Un mese fa avevamo lanciato un allarme, ripreso dai principali giornali marchigiani, per le precarie condizioni in cui versavano i reperti archeologici, minacciati delle intemperie e dal ristagno d’acqua dovuto alle abbondanti piogge. In un articolo pubblicato sul Messaggero, il Soprintedente Maurizio Landolfi aveva risposto al nostro appello dichiarando che sarebbe stata presto realizzata una tettoia a protezione dei reperti.

Iniziamo l’anno con una buona notizia: rileviamo infatti con soddisfazione che il costruttore ha effettivamente predisposto la tettoia anticipata da Landolfi.

La tettoia provvisoria a protezione dei reperti

I reperti sembrerebbero ora protetti, in attesa che venga costruita la stanza adibita alla loro futura conservazione. Si è trattato di un piccolo ma importante sforzo, che speriamo permetterà di non sprecare il lavoro svolto in questi mesi dagli archeologi. Confidiamo che qualsiasi ulteriore opera provvisoria prevista a protezione dei reperti sia già stata realizzata o lo sarà al più presto.
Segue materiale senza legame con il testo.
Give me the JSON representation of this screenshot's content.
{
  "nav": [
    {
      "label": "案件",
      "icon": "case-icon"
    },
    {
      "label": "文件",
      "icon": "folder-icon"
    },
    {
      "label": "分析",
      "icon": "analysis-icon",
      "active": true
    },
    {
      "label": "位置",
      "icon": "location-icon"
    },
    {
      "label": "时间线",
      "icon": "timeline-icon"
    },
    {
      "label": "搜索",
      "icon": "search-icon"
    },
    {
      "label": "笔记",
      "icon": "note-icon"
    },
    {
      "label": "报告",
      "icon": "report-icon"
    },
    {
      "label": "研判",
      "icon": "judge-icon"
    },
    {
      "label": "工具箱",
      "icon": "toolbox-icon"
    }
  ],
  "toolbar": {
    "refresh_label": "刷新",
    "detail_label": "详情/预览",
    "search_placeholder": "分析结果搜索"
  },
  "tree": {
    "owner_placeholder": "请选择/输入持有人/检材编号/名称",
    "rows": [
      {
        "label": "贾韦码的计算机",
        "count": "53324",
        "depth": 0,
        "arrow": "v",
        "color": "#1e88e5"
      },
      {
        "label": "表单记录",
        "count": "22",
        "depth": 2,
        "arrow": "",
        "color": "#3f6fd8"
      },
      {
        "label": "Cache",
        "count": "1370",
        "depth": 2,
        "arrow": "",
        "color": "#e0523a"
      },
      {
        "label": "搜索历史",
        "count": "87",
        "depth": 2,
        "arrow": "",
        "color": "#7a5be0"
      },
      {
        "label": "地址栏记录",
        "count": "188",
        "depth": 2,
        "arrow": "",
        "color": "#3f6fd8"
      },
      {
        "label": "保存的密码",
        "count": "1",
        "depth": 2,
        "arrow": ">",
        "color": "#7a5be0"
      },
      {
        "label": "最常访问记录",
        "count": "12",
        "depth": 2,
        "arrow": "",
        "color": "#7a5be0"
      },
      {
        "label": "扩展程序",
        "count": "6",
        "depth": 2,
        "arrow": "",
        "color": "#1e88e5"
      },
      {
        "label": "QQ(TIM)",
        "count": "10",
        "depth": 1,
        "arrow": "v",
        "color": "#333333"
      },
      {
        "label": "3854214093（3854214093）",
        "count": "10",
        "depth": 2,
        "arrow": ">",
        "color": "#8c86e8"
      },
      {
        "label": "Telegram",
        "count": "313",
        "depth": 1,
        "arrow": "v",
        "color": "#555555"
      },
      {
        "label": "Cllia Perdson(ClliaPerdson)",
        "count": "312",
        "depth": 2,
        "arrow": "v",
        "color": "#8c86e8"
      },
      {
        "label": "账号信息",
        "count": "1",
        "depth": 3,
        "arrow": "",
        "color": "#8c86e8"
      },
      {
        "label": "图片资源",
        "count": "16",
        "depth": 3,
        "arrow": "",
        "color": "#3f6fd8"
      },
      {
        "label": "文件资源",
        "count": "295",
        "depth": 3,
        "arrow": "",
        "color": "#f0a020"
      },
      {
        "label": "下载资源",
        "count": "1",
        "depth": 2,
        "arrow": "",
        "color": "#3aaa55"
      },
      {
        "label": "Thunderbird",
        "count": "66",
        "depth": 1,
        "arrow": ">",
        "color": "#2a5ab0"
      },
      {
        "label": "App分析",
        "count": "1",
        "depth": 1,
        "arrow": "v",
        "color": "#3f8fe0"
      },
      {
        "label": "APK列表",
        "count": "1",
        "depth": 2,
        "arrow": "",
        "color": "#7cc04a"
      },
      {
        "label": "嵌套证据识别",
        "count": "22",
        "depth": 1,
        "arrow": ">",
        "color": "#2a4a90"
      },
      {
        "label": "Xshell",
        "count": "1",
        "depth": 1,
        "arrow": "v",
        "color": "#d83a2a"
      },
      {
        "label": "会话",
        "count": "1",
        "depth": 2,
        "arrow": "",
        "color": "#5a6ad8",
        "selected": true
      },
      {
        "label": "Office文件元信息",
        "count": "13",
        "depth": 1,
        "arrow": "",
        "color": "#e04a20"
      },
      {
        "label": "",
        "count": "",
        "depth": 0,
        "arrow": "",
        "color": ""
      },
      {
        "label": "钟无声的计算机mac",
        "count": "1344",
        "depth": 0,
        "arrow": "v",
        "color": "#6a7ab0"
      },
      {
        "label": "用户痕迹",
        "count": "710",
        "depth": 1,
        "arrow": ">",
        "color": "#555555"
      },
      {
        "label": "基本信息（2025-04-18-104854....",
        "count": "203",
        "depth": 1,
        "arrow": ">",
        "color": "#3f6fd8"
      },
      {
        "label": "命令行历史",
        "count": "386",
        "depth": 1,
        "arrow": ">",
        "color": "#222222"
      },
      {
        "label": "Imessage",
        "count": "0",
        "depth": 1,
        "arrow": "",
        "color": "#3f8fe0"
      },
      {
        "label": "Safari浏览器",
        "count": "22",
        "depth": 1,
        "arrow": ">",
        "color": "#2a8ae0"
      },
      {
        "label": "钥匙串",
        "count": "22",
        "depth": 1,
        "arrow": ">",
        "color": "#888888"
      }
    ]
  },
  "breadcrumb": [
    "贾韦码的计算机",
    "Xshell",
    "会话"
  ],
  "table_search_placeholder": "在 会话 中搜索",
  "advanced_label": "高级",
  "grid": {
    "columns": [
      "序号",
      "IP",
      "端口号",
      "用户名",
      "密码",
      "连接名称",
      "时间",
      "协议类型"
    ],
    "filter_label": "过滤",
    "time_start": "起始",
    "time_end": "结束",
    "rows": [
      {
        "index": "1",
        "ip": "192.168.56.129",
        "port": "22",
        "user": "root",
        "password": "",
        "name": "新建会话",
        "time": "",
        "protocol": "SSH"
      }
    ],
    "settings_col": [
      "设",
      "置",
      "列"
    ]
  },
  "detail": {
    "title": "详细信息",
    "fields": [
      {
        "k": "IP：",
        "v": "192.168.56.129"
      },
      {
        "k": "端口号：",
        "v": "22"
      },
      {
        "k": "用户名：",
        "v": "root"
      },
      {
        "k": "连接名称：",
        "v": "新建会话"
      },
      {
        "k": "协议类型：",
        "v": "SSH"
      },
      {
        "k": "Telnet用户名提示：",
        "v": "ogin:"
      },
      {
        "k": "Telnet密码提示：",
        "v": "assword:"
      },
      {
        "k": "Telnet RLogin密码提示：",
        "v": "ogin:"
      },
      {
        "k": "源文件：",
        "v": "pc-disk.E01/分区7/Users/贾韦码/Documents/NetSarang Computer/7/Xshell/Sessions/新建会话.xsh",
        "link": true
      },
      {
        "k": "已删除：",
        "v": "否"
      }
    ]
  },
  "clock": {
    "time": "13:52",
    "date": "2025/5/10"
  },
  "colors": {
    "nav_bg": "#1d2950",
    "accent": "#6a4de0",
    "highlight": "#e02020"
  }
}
Le dichiarazioni di Landolfi secondo cui la tettoia era già stata prevista, nonché la celerità con cui questa è stata poi realizzata, dimostrano che il nostro allarme era fondato. Rimaniamo quindi convinti della necessità della nostra opera di informazione affinchè l’attenzione e la partecipazione della cittadinanza rimanga alta.